Anti-parasitic compounds from Streptomyces sp. strains isolated from Mediterranean sponges

Abstract

Actinomycetes are prolific producers of pharmacologically important compounds accounting for about 70% of the naturally derived antibiotics that are currently in clinical use. In this study, we report on the isolation of Streptomyces sp. strains from Mediterranean sponges, on their secondary metabolite production and on their screening for anti-infective activities. Bioassay-guided isolation and purification yielded three previously known compounds namely, cyclic depsipeptide valinomycin, indolocarbazole alkaloid staurosporine and butenolide. This is the first report of the isolation of valinomycin from a marine source. These compounds exhibited novel anti-parasitic activities specifically against Leishmania major (valinomycin IC(50) < 0.11 microM; staurosporine IC(50) 5.30 microM) and Trypanosoma brucei brucei (valinomycin IC(50) 0.0032 microM; staurosporine IC(50) 0.022 microM; butenolide IC(50) 31.77 microM). These results underscore the potential of marine actinomycetes to produce bioactive compounds as well as the re-evaluation of previously known compounds for novel anti-infective activities.

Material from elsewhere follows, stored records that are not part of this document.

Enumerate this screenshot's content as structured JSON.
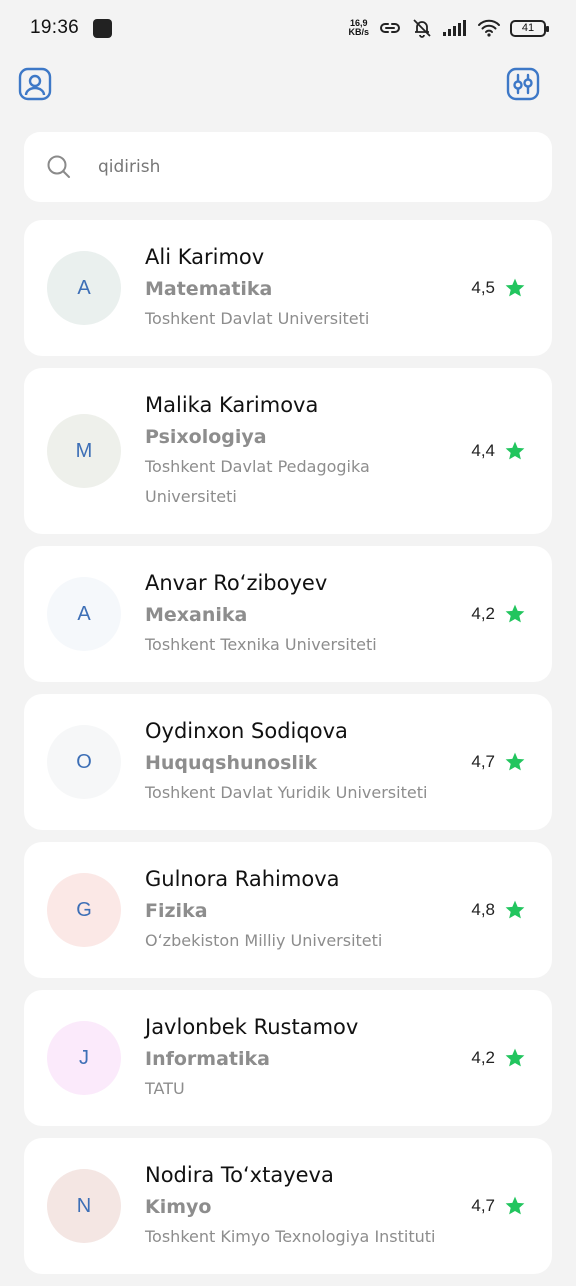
{
  "status_bar": {
    "time": "19:36",
    "net_speed_top": "16,9",
    "net_speed_bottom": "KB/s",
    "battery": "41"
  },
  "header": {
    "profile_icon": "user-icon",
    "filter_icon": "filter-sliders-icon"
  },
  "search": {
    "placeholder": "qidirish",
    "icon": "search-icon"
  },
  "colors": {
    "accent": "#3d78c7",
    "star": "#22c55e",
    "background": "#f3f3f3"
  },
  "teachers": [
    {
      "initial": "A",
      "name": "Ali Karimov",
      "subject": "Matematika",
      "university": "Toshkent Davlat Universiteti",
      "rating": "4,5",
      "avatar_bg": "#eaf0ee"
    },
    {
      "initial": "M",
      "name": "Malika Karimova",
      "subject": "Psixologiya",
      "university": "Toshkent Davlat Pedagogika Universiteti",
      "rating": "4,4",
      "avatar_bg": "#eef0eb"
    },
    {
      "initial": "A",
      "name": "Anvar Roʻziboyev",
      "subject": "Mexanika",
      "university": "Toshkent Texnika Universiteti",
      "rating": "4,2",
      "avatar_bg": "#f5f8fb"
    },
    {
      "initial": "O",
      "name": "Oydinxon Sodiqova",
      "subject": "Huquqshunoslik",
      "university": "Toshkent Davlat Yuridik Universiteti",
      "rating": "4,7",
      "avatar_bg": "#f6f7f8"
    },
    {
      "initial": "G",
      "name": "Gulnora Rahimova",
      "subject": "Fizika",
      "university": "Oʻzbekiston Milliy Universiteti",
      "rating": "4,8",
      "avatar_bg": "#fbe8e6"
    },
    {
      "initial": "J",
      "name": "Javlonbek Rustamov",
      "subject": "Informatika",
      "university": "TATU",
      "rating": "4,2",
      "avatar_bg": "#fbeafb"
    },
    {
      "initial": "N",
      "name": "Nodira Toʻxtayeva",
      "subject": "Kimyo",
      "university": "Toshkent Kimyo Texnologiya Instituti",
      "rating": "4,7",
      "avatar_bg": "#f4e6e3"
    }
  ]
}
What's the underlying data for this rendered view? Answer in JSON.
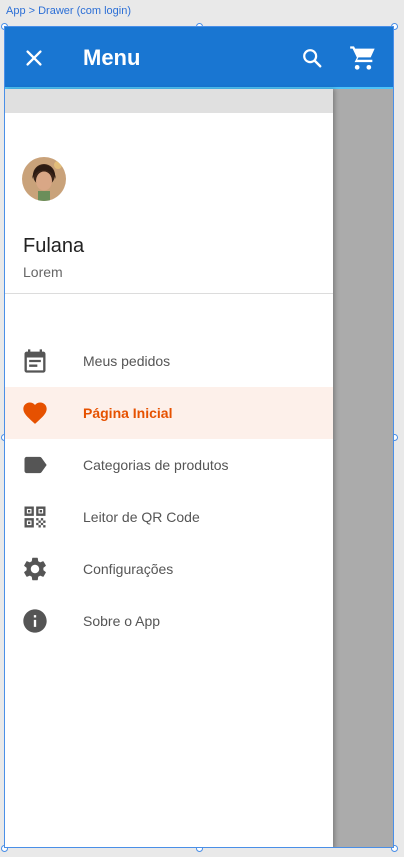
{
  "breadcrumb": "App > Drawer (com login)",
  "appbar": {
    "title": "Menu",
    "color": "#1976d2"
  },
  "user": {
    "name": "Fulana",
    "subtitle": "Lorem"
  },
  "menu": {
    "items": [
      {
        "label": "Meus pedidos",
        "icon": "calendar-icon"
      },
      {
        "label": "Página Inicial",
        "icon": "heart-icon",
        "active": true
      },
      {
        "label": "Categorias de produtos",
        "icon": "label-tag-icon"
      },
      {
        "label": "Leitor de QR Code",
        "icon": "qr-code-icon"
      },
      {
        "label": "Configurações",
        "icon": "gear-icon"
      },
      {
        "label": "Sobre o App",
        "icon": "info-icon"
      }
    ]
  },
  "colors": {
    "accent": "#e65100",
    "active_bg": "#fdf0ea"
  }
}
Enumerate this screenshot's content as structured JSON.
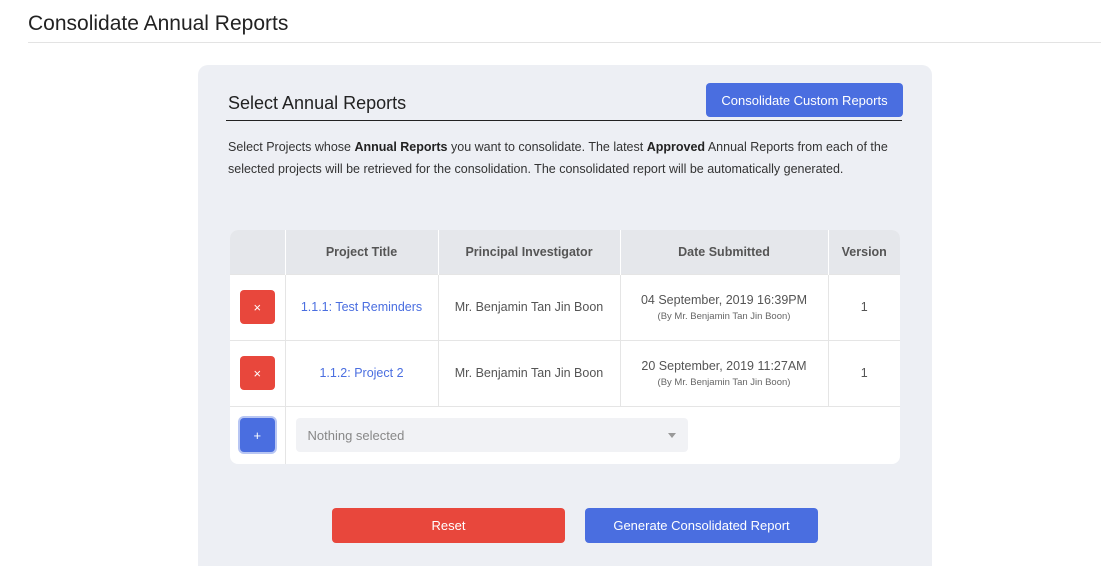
{
  "page": {
    "title": "Consolidate Annual Reports"
  },
  "card": {
    "title": "Select Annual Reports",
    "custom_button": "Consolidate Custom Reports",
    "description": {
      "p1": "Select Projects whose ",
      "b1": "Annual Reports",
      "p2": " you want to consolidate. The latest ",
      "b2": "Approved",
      "p3": " Annual Reports from each of the selected projects will be retrieved for the consolidation. The consolidated report will be automatically generated."
    }
  },
  "table": {
    "headers": [
      "",
      "Project Title",
      "Principal Investigator",
      "Date Submitted",
      "Version"
    ],
    "rows": [
      {
        "remove": "×",
        "title": "1.1.1: Test Reminders",
        "pi": "Mr. Benjamin Tan Jin Boon",
        "date": "04 September, 2019 16:39PM",
        "by": "(By Mr. Benjamin Tan Jin Boon)",
        "version": "1"
      },
      {
        "remove": "×",
        "title": "1.1.2: Project 2",
        "pi": "Mr. Benjamin Tan Jin Boon",
        "date": "20 September, 2019 11:27AM",
        "by": "(By Mr. Benjamin Tan Jin Boon)",
        "version": "1"
      }
    ],
    "add_button": "+",
    "select_placeholder": "Nothing selected"
  },
  "actions": {
    "reset": "Reset",
    "generate": "Generate Consolidated Report"
  },
  "colors": {
    "primary": "#4a6ee0",
    "danger": "#e8473c",
    "card_bg": "#edeff4"
  }
}
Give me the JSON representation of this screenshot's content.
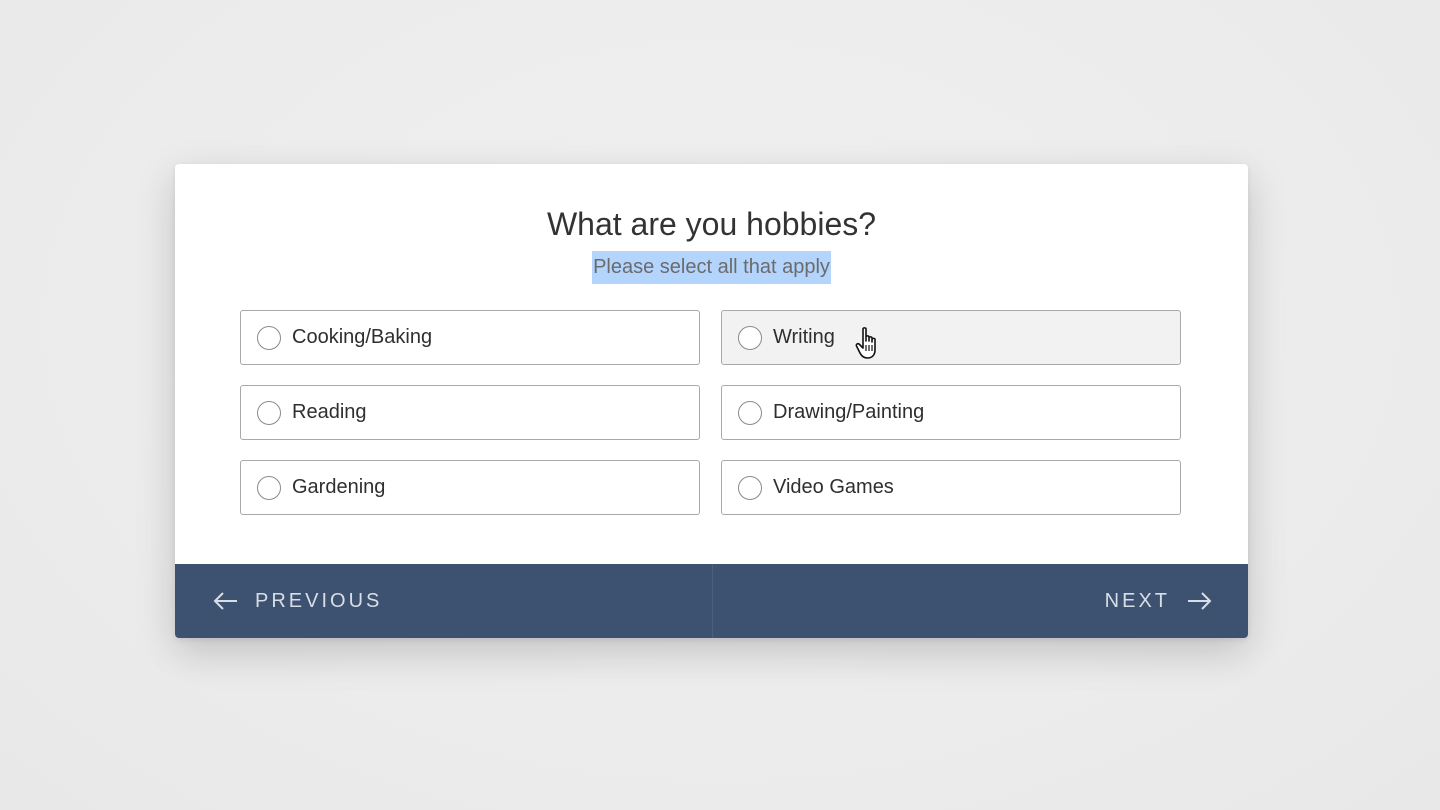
{
  "question": {
    "title": "What are you hobbies?",
    "subtitle": "Please select all that apply"
  },
  "options": [
    {
      "label": "Cooking/Baking",
      "selected": false
    },
    {
      "label": "Writing",
      "selected": false,
      "hovered": true
    },
    {
      "label": "Reading",
      "selected": false
    },
    {
      "label": "Drawing/Painting",
      "selected": false
    },
    {
      "label": "Gardening",
      "selected": false
    },
    {
      "label": "Video Games",
      "selected": false
    }
  ],
  "footer": {
    "previous_label": "PREVIOUS",
    "next_label": "NEXT",
    "previous_icon": "arrow-left-icon",
    "next_icon": "arrow-right-icon"
  },
  "colors": {
    "footer_bg": "#3d5170",
    "selection_highlight": "#b3d4fc",
    "option_border": "#a9a9a9",
    "hover_bg": "#f2f2f2"
  }
}
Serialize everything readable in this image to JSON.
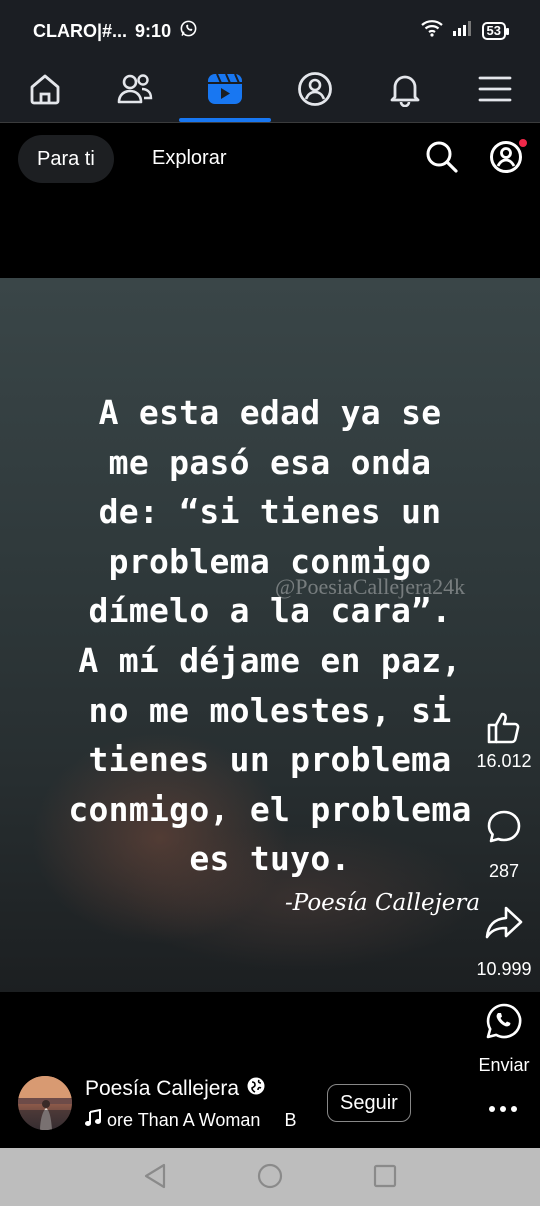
{
  "status_bar": {
    "carrier": "CLARO|#...",
    "time": "9:10",
    "battery": "53"
  },
  "nav": {
    "items": [
      {
        "name": "home",
        "icon": "home-icon",
        "active": false
      },
      {
        "name": "friends",
        "icon": "friends-icon",
        "active": false
      },
      {
        "name": "reels",
        "icon": "reels-icon",
        "active": true
      },
      {
        "name": "profile",
        "icon": "profile-icon",
        "active": false
      },
      {
        "name": "notifications",
        "icon": "bell-icon",
        "active": false
      },
      {
        "name": "menu",
        "icon": "hamburger-icon",
        "active": false
      }
    ],
    "accent": "#1877f2"
  },
  "tabs": {
    "for_you": "Para ti",
    "explore": "Explorar"
  },
  "post": {
    "quote_lines": [
      "A esta edad ya se",
      "me pasó esa onda",
      "de: “si tienes un",
      "problema conmigo",
      "dímelo a la cara”.",
      "A mí déjame en paz,",
      "no me molestes, si",
      "tienes un problema",
      "conmigo, el problema",
      "es tuyo."
    ],
    "watermark": "@PoesiaCallejera24k",
    "signature": "-Poesía Callejera"
  },
  "actions": {
    "likes": "16.012",
    "comments": "287",
    "shares": "10.999",
    "whatsapp_label": "Enviar"
  },
  "author": {
    "name": "Poesía Callejera",
    "song": "ore Than A Woman",
    "song_tail": "B",
    "follow_label": "Seguir"
  }
}
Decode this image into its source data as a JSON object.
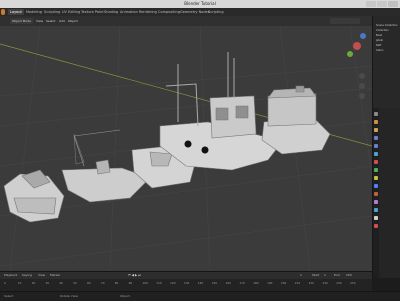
{
  "window": {
    "title": "Blender Tutorial"
  },
  "workspaces": [
    {
      "label": "Layout",
      "active": true
    },
    {
      "label": "Modeling"
    },
    {
      "label": "Sculpting"
    },
    {
      "label": "UV Editing"
    },
    {
      "label": "Texture Paint"
    },
    {
      "label": "Shading"
    },
    {
      "label": "Animation"
    },
    {
      "label": "Rendering"
    },
    {
      "label": "Compositing"
    },
    {
      "label": "Geometry Nodes"
    },
    {
      "label": "Scripting"
    }
  ],
  "header": {
    "mode": "Object Mode",
    "view": "View",
    "select": "Select",
    "add": "Add",
    "object": "Object",
    "select_box": "Select Box"
  },
  "outliner": {
    "items": [
      "Scene Collection",
      "Collection",
      "Boat",
      "Jetski",
      "Raft",
      "Cabin"
    ]
  },
  "properties": {
    "tab_colors": [
      "#8a8a8a",
      "#d09040",
      "#d0a060",
      "#6a7fd0",
      "#6a7fd0",
      "#4fa0d0",
      "#d05050",
      "#50b060",
      "#c0c040",
      "#5080ff",
      "#c06040",
      "#b080d0",
      "#4fa0d0",
      "#d0d0d0",
      "#d05050"
    ]
  },
  "timeline": {
    "playback": "Playback",
    "keying": "Keying",
    "view": "View",
    "marker": "Marker",
    "current_frame": "1",
    "start_label": "Start",
    "start": "1",
    "end_label": "End",
    "end": "250",
    "ruler": [
      "0",
      "10",
      "20",
      "30",
      "40",
      "50",
      "60",
      "70",
      "80",
      "90",
      "100",
      "110",
      "120",
      "130",
      "140",
      "150",
      "160",
      "170",
      "180",
      "190",
      "200",
      "210",
      "220",
      "230",
      "240",
      "250"
    ]
  },
  "status": {
    "left": "Select",
    "middle": "Rotate View",
    "right": "Object"
  }
}
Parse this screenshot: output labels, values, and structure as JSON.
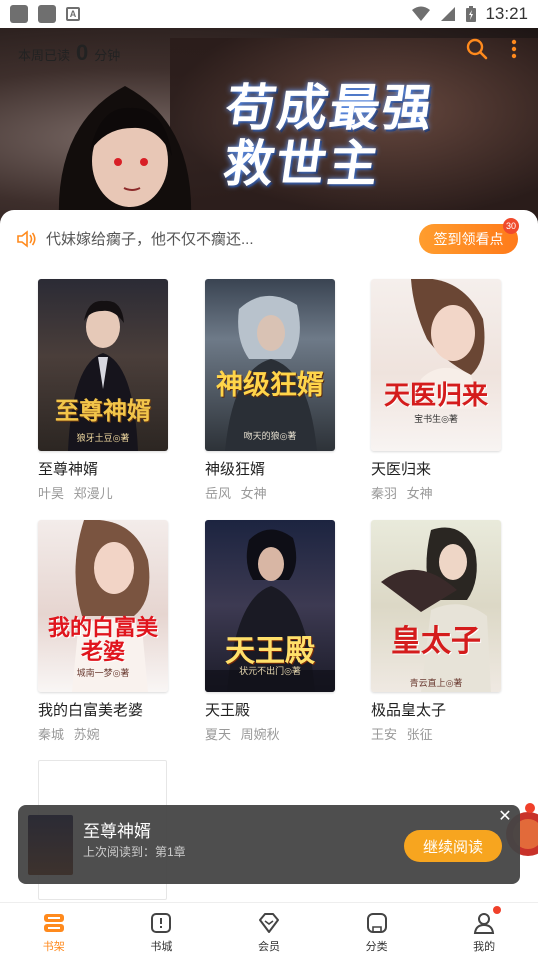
{
  "status_bar": {
    "time": "13:21"
  },
  "header": {
    "reading_prefix": "本周已读",
    "reading_value": "0",
    "reading_unit": "分钟",
    "banner_title_line1": "苟成最强",
    "banner_title_line2": "救世主"
  },
  "notice": {
    "text": "代妹嫁给瘸子，他不仅不瘸还..."
  },
  "checkin": {
    "label": "签到领看点",
    "badge": "30"
  },
  "books": [
    {
      "title": "至尊神婿",
      "meta": "叶昊 郑漫儿",
      "cover_title": "至尊神婿",
      "cover_author": "狼牙土豆◎著"
    },
    {
      "title": "神级狂婿",
      "meta": "岳风 女神",
      "cover_title": "神级狂婿",
      "cover_author": "吻天的狼◎著"
    },
    {
      "title": "天医归来",
      "meta": "秦羽 女神",
      "cover_title": "天医归来",
      "cover_author": "宝书生◎著"
    },
    {
      "title": "我的白富美老婆",
      "meta": "秦城 苏婉",
      "cover_title": "我的白富美老婆",
      "cover_author": "城南一梦◎著"
    },
    {
      "title": "天王殿",
      "meta": "夏天 周婉秋",
      "cover_title": "天王殿",
      "cover_author": "状元不出门◎著"
    },
    {
      "title": "极品皇太子",
      "meta": "王安 张征",
      "cover_title": "皇太子",
      "cover_author": "青云直上◎著"
    }
  ],
  "continue_reading": {
    "title": "至尊神婿",
    "subtitle": "上次阅读到：第1章",
    "button": "继续阅读",
    "close": "✕"
  },
  "nav": [
    {
      "label": "书架",
      "icon": "bookshelf-icon",
      "active": true
    },
    {
      "label": "书城",
      "icon": "bookstore-icon",
      "active": false
    },
    {
      "label": "会员",
      "icon": "diamond-icon",
      "active": false
    },
    {
      "label": "分类",
      "icon": "category-icon",
      "active": false
    },
    {
      "label": "我的",
      "icon": "profile-icon",
      "active": false
    }
  ],
  "colors": {
    "accent": "#ff8a1d",
    "continue_button": "#f7a51f",
    "badge": "#f04a2c"
  }
}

Keywords: Streptomyces; anti-parasitic; butenolide; marine sponges; staurosporine; valinomycin.

Figure 1

Neighbor-joining tree of the strains and representative species of the genus Streptomyces based on nearly complete 16S rRNA gene sequences. Numbers at the nodes indicate the levels of bootstrap support based on 1000 resampled data sets. Only values greater than 50% are shown. The arrow points to the outgroup consisting of six species belonging to Enterobacteriaceae and Pasteurellaceae. The scale bar indicates 0.01 substitution per nucleotide position.

Figure 2

Compounds isolated from Streptomyces sp. strains.